According to research conducted by the Massachusetts Institute of Technology, renewable sources of energy such as the sun and wind could become economically competitive with traditional sources of energy via the use of “liquid batteries”.
Sayda Wind Park – Obtained with thanks from Eclipse.sx on Wikimedia Commons: http://commons.wikimedia.org/wiki/User:Eclipse.sx
This is the first time that I have heard MIT announce that they officially have the answer to the solar and wind intermittency problem. They made many announcements in the past of inventions of theirs that could potentially be cheaper than traditional energy storage systems such as the lithium-ion or lead-acid batteries in use today, but never this.
Primer: The sun does not always shine, the wind does not always blow, wind speeds fluctuate, and the amount of sunlight we receive varies due to clouds. According to the United States Department of Energy 2011 Annual Energy Outlook, the average cost of wind power in the U.S is only 9.7 cents per kWh (kilowatt-hour) of electricity that wind farms generate.
What this translates to: Wind power’s problem is no longer the cost to generate it. It is now mainly intermittency. Fluctuations in the amount of power generated by a wind farm can be compensated for by adjusting other hydroelectric, or fossil fueled natural gas, nuclear, or coal power plants. If a wind farm generates more than necessary, other power plants can be turned down to compensate for that, and back up again when there is less than enough wind power available.

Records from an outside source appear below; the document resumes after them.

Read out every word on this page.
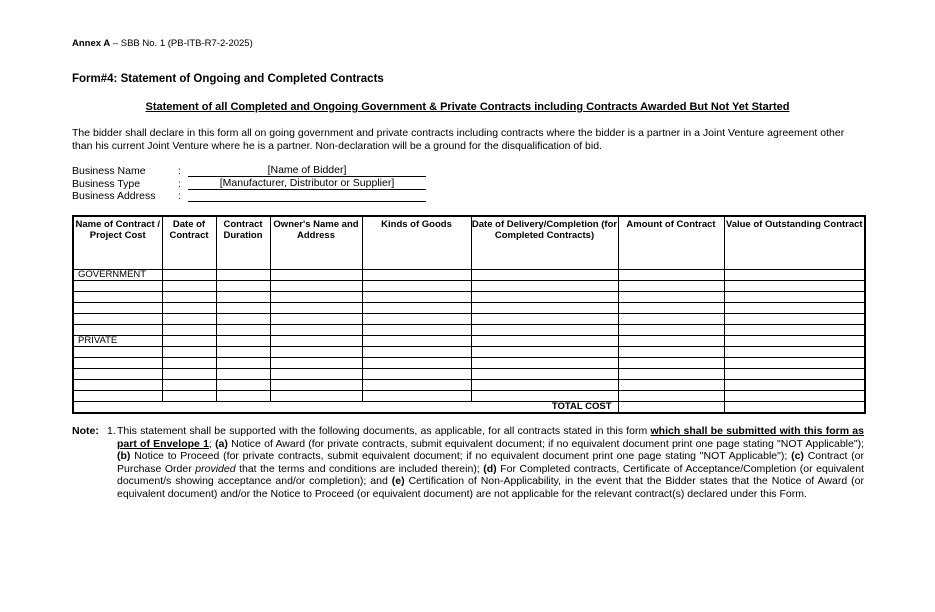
Annex A – SBB No. 1 (PB-ITB-R7-2-2025)
Form#4: Statement of Ongoing and Completed Contracts
Statement of all Completed and Ongoing Government & Private Contracts including Contracts Awarded But Not Yet Started
The bidder shall declare in this form all on going government and private contracts including contracts where the bidder is a partner in a Joint Venture agreement other than his current Joint Venture where he is a partner. Non-declaration will be a ground for the disqualification of bid.
Business Name	:	[Name of Bidder]
Business Type	:	[Manufacturer, Distributor or Supplier]
Business Address	:
Name of Contract / Project Cost	Date of Contract	Contract Duration	Owner's Name and Address	Kinds of Goods	Date of Delivery/Completion (for Completed Contracts)	Amount of Contract	Value of Outstanding Contract
GOVERNMENT							

PRIVATE							

TOTAL COST							
Note: 1. This statement shall be supported with the following documents, as applicable, for all contracts stated in this form which shall be submitted with this form as part of Envelope 1; (a) Notice of Award (for private contracts, submit equivalent document; if no equivalent document print one page stating "NOT Applicable"); (b) Notice to Proceed (for private contracts, submit equivalent document; if no equivalent document print one page stating "NOT Applicable"); (c) Contract (or Purchase Order provided that the terms and conditions are included therein); (d) For Completed contracts, Certificate of Acceptance/Completion (or equivalent document/s showing acceptance and/or completion); and (e) Certification of Non-Applicability, in the event that the Bidder states that the Notice of Award (or equivalent document) and/or the Notice to Proceed (or equivalent document) are not applicable for the relevant contract(s) declared under this Form.
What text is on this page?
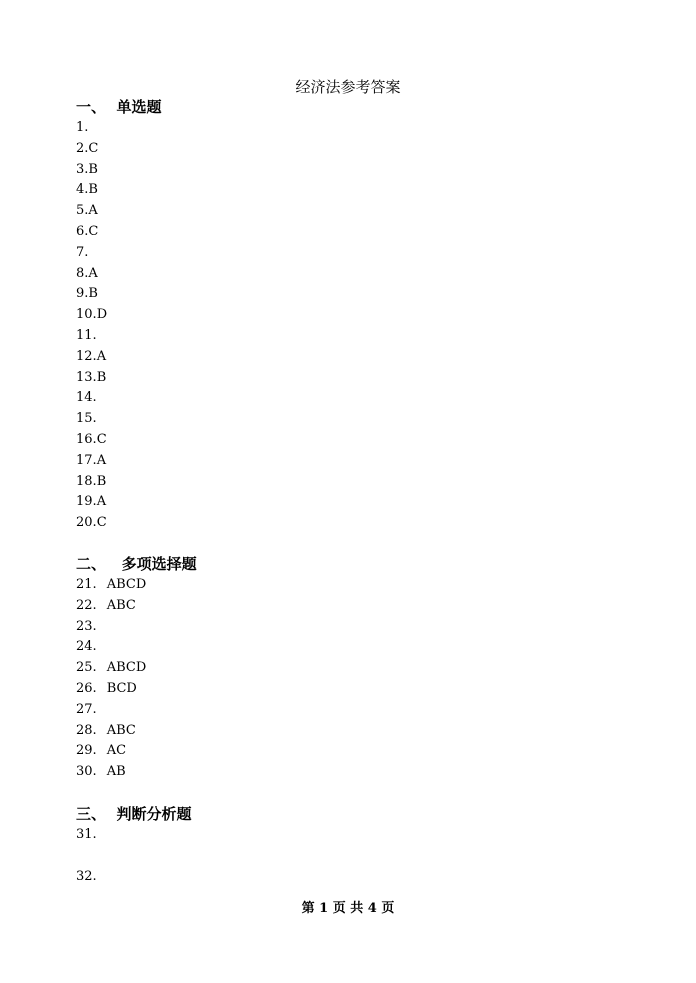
经济法参考答案
一、  单选题
1.
2.C
3.B
4.B
5.A
6.C
7.
8.A
9.B
10.D
11.
12.A
13.B
14.
15.
16.C
17.A
18.B
19.A
20.C
二、   多项选择题
21. ABCD
22. ABC
23.
24.
25. ABCD
26. BCD
27.
28. ABC
29. AC
30. AB
三、  判断分析题
31.
32.
第 1 页 共 4 页
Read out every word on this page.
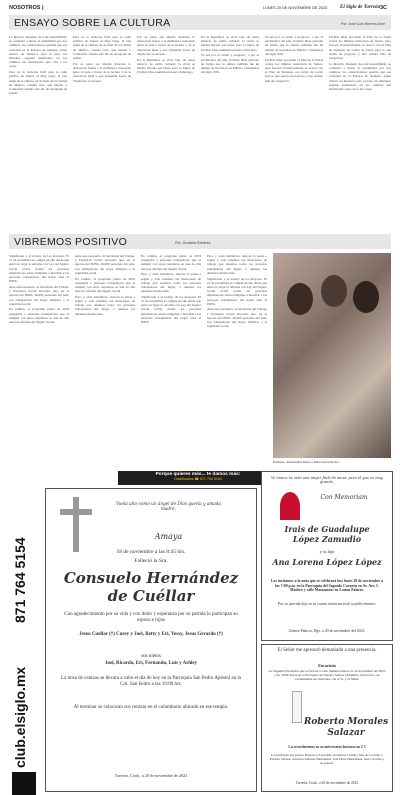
NOSOTROS |	LUNES 20 DE NOVIEMBRE DE 2023	El Siglo de Torreón 3C
ENSAYO SOBRE LA CULTURA	Por: José Luis Herrera Arce

La historia. Después de toda inestabilidad, se comenzó a llevar la estabilidad por dos caminos, los conservadores querían que esa sociedad en el Europa de siempre, quien obtuvo un monarca para el país, los liberales, seguían insistiendo en los caminos ese monárquico que crea a las cosas.

Pero no lo hicieron fácil para la culta política de Juárez ni muy larga, ni una suma de la cultura, en su final de la Ciudad de México, cuando tuvo que dejarlo a Comonfort cuando este dio un autogolpe de estado.

Pero no lo hicieron fácil para la culta política de Juárez ni muy larga, ni una suma de la cultura, en su final de la Ciudad de México, cuando tuvo que dejarlo a Comonfort cuando este dio un autogolpe de estado.

Por su parte sus ideales liberales lo destacaron fuerte a la militancia, buscando guiar al país a través de la lectura y de la educación ideal y que Sebastián Lerdo de Tejada fue su sucesor.

Por su parte sus ideales liberales lo destacaron fuerte a la militancia, buscando guiar al país a través de la lectura y de la educación ideal y que Sebastián Lerdo de Tejada fue su sucesor.

En la República se vivía bajo un tenaz silencio de exilio cultural; la crisis se habían llevado sus ideas, pero la figura de Porfirio Díaz asumiría un nuevo liderazgo.

En la República se vivía bajo un tenaz silencio de exilio cultural; la crisis se habían llevado sus ideas, pero la figura de Porfirio Díaz asumiría un nuevo liderazgo.

Ya sea por el 'orden y progreso', o por el pacificador del país, Porfirio Díaz gobernó de forma que la cultura también fue un tiempo de inversión en México a mediados del siglo XIX.

Ya sea por el 'orden y progreso', o por el pacificador del país, Porfirio Díaz gobernó de forma que la cultura también fue un tiempo de inversión en México a mediados del siglo XIX.

Porfirio Díaz proclamó el Plan de la Noria contra los últimos reelección de Juárez, pero fracasó. Posteriormente, se acercó con el Plan de Tuxtepec en contra de Lerdo para lo que serían su proyecto y una cultura más de ocupación.

Porfirio Díaz proclamó el Plan de la Noria contra los últimos reelección de Juárez, pero fracasó. Posteriormente, se acercó con el Plan de Tuxtepec en contra de Lerdo para lo que serían su proyecto y una cultura más de ocupación.

La historia. Después de toda inestabilidad, se comenzó a llevar la estabilidad por dos caminos, los conservadores querían que esa sociedad en el Europa de siempre, quien obtuvo un monarca para el país, los liberales, seguían insistiendo en los caminos ese monárquico que crea a las cosas.

VIBREMOS POSITIVO	Por: Graciela Ramírez

Significado y el trabajo de los mayores. El 21 de noviembre se cumple un año desde que entró en vigor la reforma a la Ley del Seguro Social (LSS) donde las personas empleadoras están obligadas a inscribir a las personas trabajadoras del hogar ante el IMSS.

Ante este escenario, la Secretaría del Trabajo y Previsión Social encontró que, en el reporte del IMSS, 46,000 personas del país, son trabajadores del hogar afiliados a la seguridad social.

En cambio, el programa piloto de 2019 aseguraba a personas trabajadoras que al cumplir con estos requisitos se dan de alta ante las oficinas del Seguro Social.

Ante este escenario, la Secretaría del Trabajo y Previsión Social encontró que, en el reporte del IMSS, 46,000 personas del país, son trabajadores del hogar afiliados a la seguridad social.

En cambio, el programa piloto de 2019 aseguraba a personas trabajadoras que al cumplir con estos requisitos se dan de alta ante las oficinas del Seguro Social.

Esto, y otras iniciativas, marcan la pauta a seguir y sólo tenemos las situaciones de trabajo que tenemos todos los personas trabajadoras del hogar, a quienes les debemos mucho más.

En cambio, el programa piloto de 2019 aseguraba a personas trabajadoras que al cumplir con estos requisitos se dan de alta ante las oficinas del Seguro Social.

Esto, y otras iniciativas, marcan la pauta a seguir y sólo tenemos las situaciones de trabajo que tenemos todos los personas trabajadoras del hogar, a quienes les debemos mucho más.

Significado y el trabajo de los mayores. El 21 de noviembre se cumple un año desde que entró en vigor la reforma a la Ley del Seguro Social (LSS) donde las personas empleadoras están obligadas a inscribir a las personas trabajadoras del hogar ante el IMSS.

Esto, y otras iniciativas, marcan la pauta a seguir y sólo tenemos las situaciones de trabajo que tenemos todos los personas trabajadoras del hogar, a quienes les debemos mucho más.

Significado y el trabajo de los mayores. El 21 de noviembre se cumple un año desde que entró en vigor la reforma a la Ley del Seguro Social (LSS) donde las personas empleadoras están obligadas a inscribir a las personas trabajadoras del hogar ante el IMSS.

Ante este escenario, la Secretaría del Trabajo y Previsión Social encontró que, en el reporte del IMSS, 46,000 personas del país, son trabajadores del hogar afiliados a la seguridad social.

Pamelero, Mansanillas Reyes y Maria Pérez-Rocha.
Porque quieres más... te damos más:
Clasificados ☎ 871 764 5154
871 764 5154
club.elsiglo.mx
Vuela alto como un ángel de Dios quería y amada madre.
Amaya
18 de noviembre a las 8:45 hrs.
Falleció la Sra.
Consuelo Hernández de Cuéllar
Con agradecimiento por su vida y con dolor y esperanza por su partida lo participan su esposo e hijos
Jesus Cuellar (†) Corey y Joel, Betty y Eri, Yessy, Jesus Gerardo (†)
sus nietos
Joel, Ricardo, Eri, Fernando, Luis y Ashley
La misa de cenizas se llevara a cabo el día de hoy en la Parroquia San Pedro Apóstol en la Col. San Isidro a las 19:00 hrs.
Al terminar se colocaran sus cenizas en el columbario ubicado en ese templo.
Torreón, Coah., a 20 de noviembre de 2023
Yo nunca he sido una mujer fácil de amar, pero el que es muy grande.
Con Memoriam
Irais de Guadalupe López Zamudio
y su hijo
Ana Lorena López López
Los invitamos a la misa que se celebrará hoy lunes 20 de noviembre a las 7:00 p.m. en la Parroquia del Sagrado Corazón en Av. Ave. I. Madero y calle Matamoros en Lomas Palacio.
Por su querida hija en su cuarto aniversario de su fallecimiento.
Gómez Palacio, Dgo. a 20 de noviembre del 2023.
El Señor me apresuró demasiado a una presencia.
Eucaristía
La Segunda Eucaristía que se llevará a cabo mañana martes 21 de noviembre del 2023 a las 19:00 horas en la Parroquia de Nuestra Señora Chiquitita, Para favor cae cordialmente ser invitados con el Sr. y al Señor.
Roberto Morales Salazar
La recordaremos en su aniversario luctuoso no 2 3
Le participan sus padres Roberto e Leopoldo, hermanos: Arturo, Ma. de Lourdes y Fabiola Salazar, sobrinos Antonio Hernández, Joel Pérez Hernández, Ana Carolina y su esposo.
Torreón, Coah., a 20 de noviembre de 2023
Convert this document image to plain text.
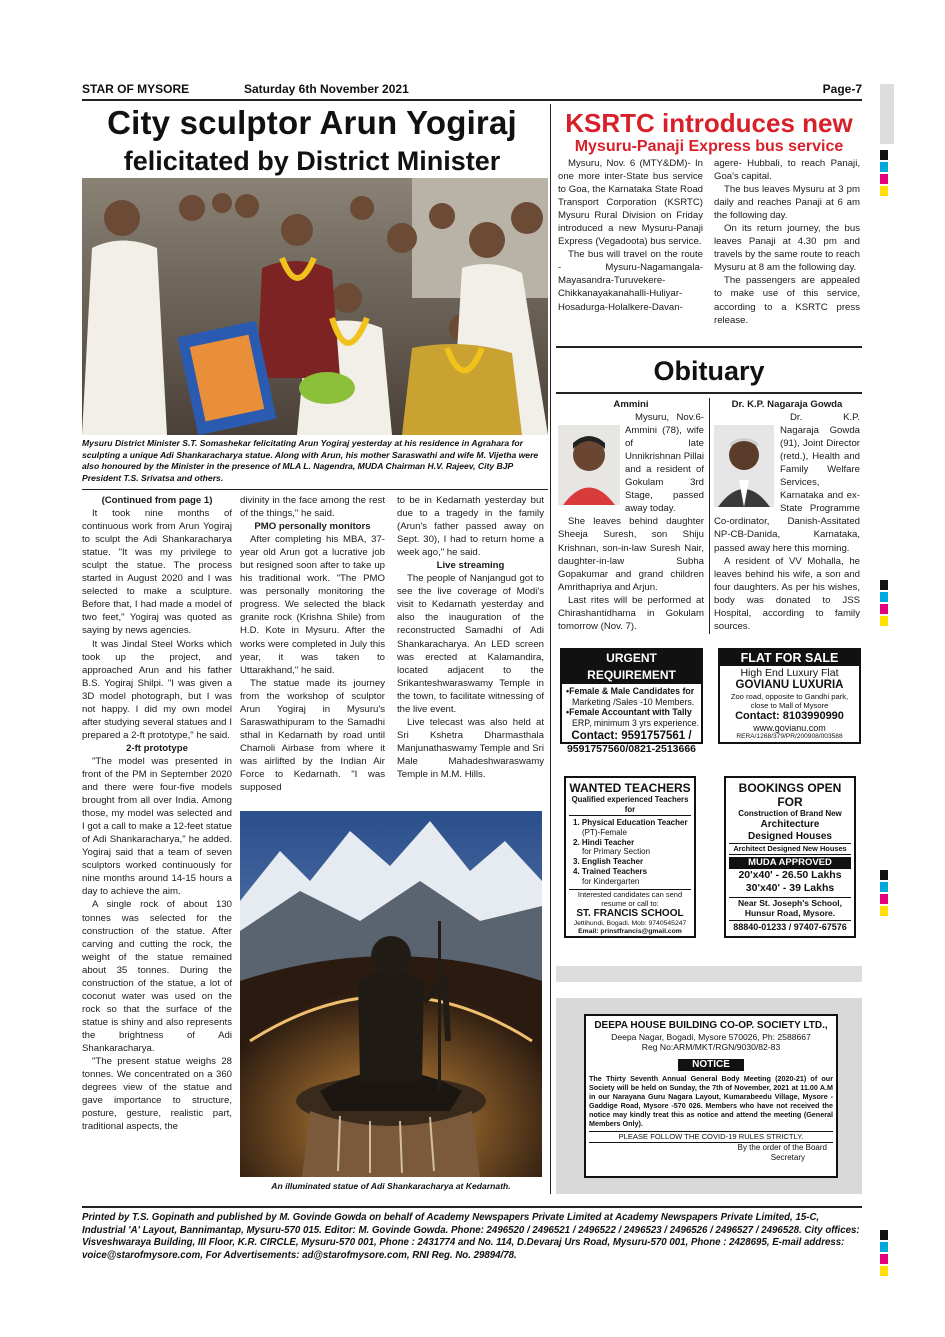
STAR OF MYSORE	Saturday 6th November 2021	Page-7
City sculptor Arun Yogiraj
felicitated by District Minister
Mysuru District Minister S.T. Somashekar felicitating Arun Yogiraj yesterday at his residence in Agrahara for sculpting a unique Adi Shankaracharya statue. Along with Arun, his mother Saraswathi and wife M. Vijetha were also honoured by the Minister in the presence of MLA L. Nagendra, MUDA Chairman H.V. Rajeev, City BJP President T.S. Srivatsa and others.

(Continued from page 1)

It took nine months of continuous work from Arun Yogiraj to sculpt the Adi Shankaracharya statue. "It was my privilege to sculpt the statue. The process started in August 2020 and I was selected to make a sculpture. Before that, I had made a model of two feet," Yogiraj was quoted as saying by news agencies.

It was Jindal Steel Works which took up the project, and approached Arun and his father B.S. Yogiraj Shilpi. "I was given a 3D model photograph, but I was not happy. I did my own model after studying several statues and I prepared a 2-ft prototype," he said.

2-ft prototype

"The model was presented in front of the PM in September 2020 and there were four-five models brought from all over India. Among those, my model was selected and I got a call to make a 12-feet statue of Adi Shankaracharya," he added. Yogiraj said that a team of seven sculptors worked continuously for nine months around 14-15 hours a day to achieve the aim.

A single rock of about 130 tonnes was selected for the construction of the statue. After carving and cutting the rock, the weight of the statue remained about 35 tonnes. During the construction of the statue, a lot of coconut water was used on the rock so that the surface of the statue is shiny and also represents the brightness of Adi Shankaracharya.

"The present statue weighs 28 tonnes. We concentrated on a 360 degrees view of the statue and gave importance to structure, posture, gesture, realistic part, traditional aspects, the

divinity in the face among the rest of the things," he said.

PMO personally monitors

After completing his MBA, 37-year old Arun got a lucrative job but resigned soon after to take up his traditional work. "The PMO was personally monitoring the progress. We selected the black granite rock (Krishna Shile) from H.D. Kote in Mysuru. After the works were completed in July this year, it was taken to Uttarakhand," he said.

The statue made its journey from the workshop of sculptor Arun Yogiraj in Mysuru's Saraswathipuram to the Samadhi sthal in Kedarnath by road until Chamoli Airbase from where it was airlifted by the Indian Air Force to Kedarnath. "I was supposed

to be in Kedarnath yesterday but due to a tragedy in the family (Arun's father passed away on Sept. 30), I had to return home a week ago," he said.

Live streaming

The people of Nanjangud got to see the live coverage of Modi's visit to Kedarnath yesterday and also the inauguration of the reconstructed Samadhi of Adi Shankaracharya. An LED screen was erected at Kalamandira, located adjacent to the Srikanteshwaraswamy Temple in the town, to facilitate witnessing of the live event.

Live telecast was also held at Sri Kshetra Dharmasthala Manjunathaswamy Temple and Sri Male Mahadeshwaraswamy Temple in M.M. Hills.

An illuminated statue of Adi Shankaracharya at Kedarnath.
KSRTC introduces new
Mysuru-Panaji Express bus service

Mysuru, Nov. 6 (MTY&DM)- In one more inter-State bus service to Goa, the Karnataka State Road Transport Corporation (KSRTC) Mysuru Rural Division on Friday introduced a new Mysuru-Panaji Express (Vegadoota) bus service.

The bus will travel on the route - Mysuru-Nagamangala-Mayasandra-Turuvekere-Chikkanayakanahalli-Huliyar-Hosadurga-Holalkere-Davan-

agere- Hubbali, to reach Panaji, Goa's capital.

The bus leaves Mysuru at 3 pm daily and reaches Panaji at 6 am the following day.

On its return journey, the bus leaves Panaji at 4.30 pm and travels by the same route to reach Mysuru at 8 am the following day.

The passengers are appealed to make use of this service, according to a KSRTC press release.

Obituary
Ammini

Mysuru, Nov.6- Ammini (78), wife of late Unnikrishnan Pillai and a resident of Gokulam 3rd Stage, passed away today.

She leaves behind daughter Sheeja Suresh, son Shiju Krishnan, son-in-law Suresh Nair, daughter-in-law Subha Gopakumar and grand children Amrithapriya and Arjun.

Last rites will be performed at Chirashantidhama in Gokulam tomorrow (Nov. 7).

Dr. K.P. Nagaraja Gowda

Dr. K.P. Nagaraja Gowda (91), Joint Director (retd.), Health and Family Welfare Services, Karnataka and ex-State Programme Co-ordinator, Danish-Assitated NP-CB-Danida, Karnataka, passed away here this morning.

A resident of VV Mohalla, he leaves behind his wife, a son and four daughters. As per his wishes, body was donated to JSS Hospital, according to family sources.

URGENT REQUIREMENT
•Female & Male Candidates for
Marketing /Sales -10 Members.
•Female Accountant with Tally
ERP, minimum 3 yrs experience.
Contact: 9591757561 /
9591757560/0821-2513666
FLAT FOR SALE
High End Luxury Flat
GOVIANU LUXURIA
Zoo road, opposite to Gandhi park,
close to Mall of Mysore
Contact: 8103990990
www.govianu.com
RERA/1268/379/PR/200908/003588
WANTED TEACHERS
Qualified experienced Teachers for
1. Physical Education Teacher
(PT)-Female
2. Hindi Teacher
for Primary Section
3. English Teacher
4. Trained Teachers
for Kindergarten
Interested candidates can send
resume or call to:
ST. FRANCIS SCHOOL
Jettihundi, Bogadi. Mob: 9740545247
Email: prinstfrancis@gmail.com
BOOKINGS OPEN FOR
Construction of Brand New
Architecture
Designed Houses
Architect Designed New Houses
MUDA APPROVED
20'x40' - 26.50 Lakhs
30'x40' - 39 Lakhs
Near St. Joseph's School,
Hunsur Road, Mysore.
88840-01233 / 97407-67576
DEEPA HOUSE BUILDING CO-OP. SOCIETY LTD.,
Deepa Nagar, Bogadi, Mysore 570026, Ph: 2588667
Reg No:ARM/MKT/RGN/9030/82-83
NOTICE
The Thirty Seventh Annual General Body Meeting (2020-21) of our Society will be held on Sunday, the 7th of November, 2021 at 11.00 A.M in our Narayana Guru Nagara Layout, Kumarabeedu Village, Mysore - Gaddige Road, Mysore -570 026. Members who have not received the notice may kindly treat this as notice and attend the meeting (General Members Only).
PLEASE FOLLOW THE COVID-19 RULES STRICTLY.
By the order of the Board
Secretary
Printed by T.S. Gopinath and published by M. Govinde Gowda on behalf of Academy Newspapers Private Limited at Academy Newspapers Private Limited, 15-C, Industrial 'A' Layout, Bannimantap, Mysuru-570 015. Editor: M. Govinde Gowda. Phone: 2496520 / 2496521 / 2496522 / 2496523 / 2496526 / 2496527 / 2496528. City offices: Visveshwaraya Building, III Floor, K.R. CIRCLE, Mysuru-570 001, Phone : 2431774 and No. 114, D.Devaraj Urs Road, Mysuru-570 001, Phone : 2428695, E-mail address: voice@starofmysore.com, For Advertisements: ad@starofmysore.com, RNI Reg. No. 29894/78.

The ability of fossil fueled power plants to adjust is very limited because they take long to make major adjustments in power production and energy storage enables wind farms to independently supply power without the help of other power plants.
This can be achieved with lithium-ion or lead-acid batteries, but these are too expensive. The cost issue associated with lead-acid batteries is because of their short lifespan and and inefficiency. They have to be replaced frequently, waste too much electricity, and this cost of these adds up.
According to MIT, liquid batteries are inexpensive and have a longer lifespan than traditional batteries. The three materials contained in the liquid batteries each settle in separate layers due to the difference in their densities, which, in this case, is a good thing. They have to be separate to work correctly.
This project was conducted with the importance of material availability and abundance in mind. All three layers of the battery materials used are abundant and inexpensive.
“We explored many chemistries,” Sadoway says. The negative electrode (anode) is in the top layer and is made of magnesium, the middle layer, which is the electrolyte consists of a salt mixture containing magnesium chloride, and the bottom layer which is the positive electrode (cathode) is made of antimony.
This battery operates at a temperature of 700 °C, which is 1,292 °F.
Discharging: The battery generates an electric current as each magnesium atom (this is in the negative electrode) loses two electrons, then they are magnesium ions which travel to the other antimony electrode. The magnesium ions then reacquire two more electrons and become magnesium again because of this. This causes an alloy to form with the antimony.
Charging: When the battery is supplied with an electric current, this process is reversed and the electrons are driven out of the antimony electrode, and back to the magnesium electrode.
As I say sometimes, batteries do not store electricity, they generate it. When you charge a battery, you supply it with an electric current that drives a chemical reaction of which the one mentioned above is an example. You reverse that process to make the battery generate electricity.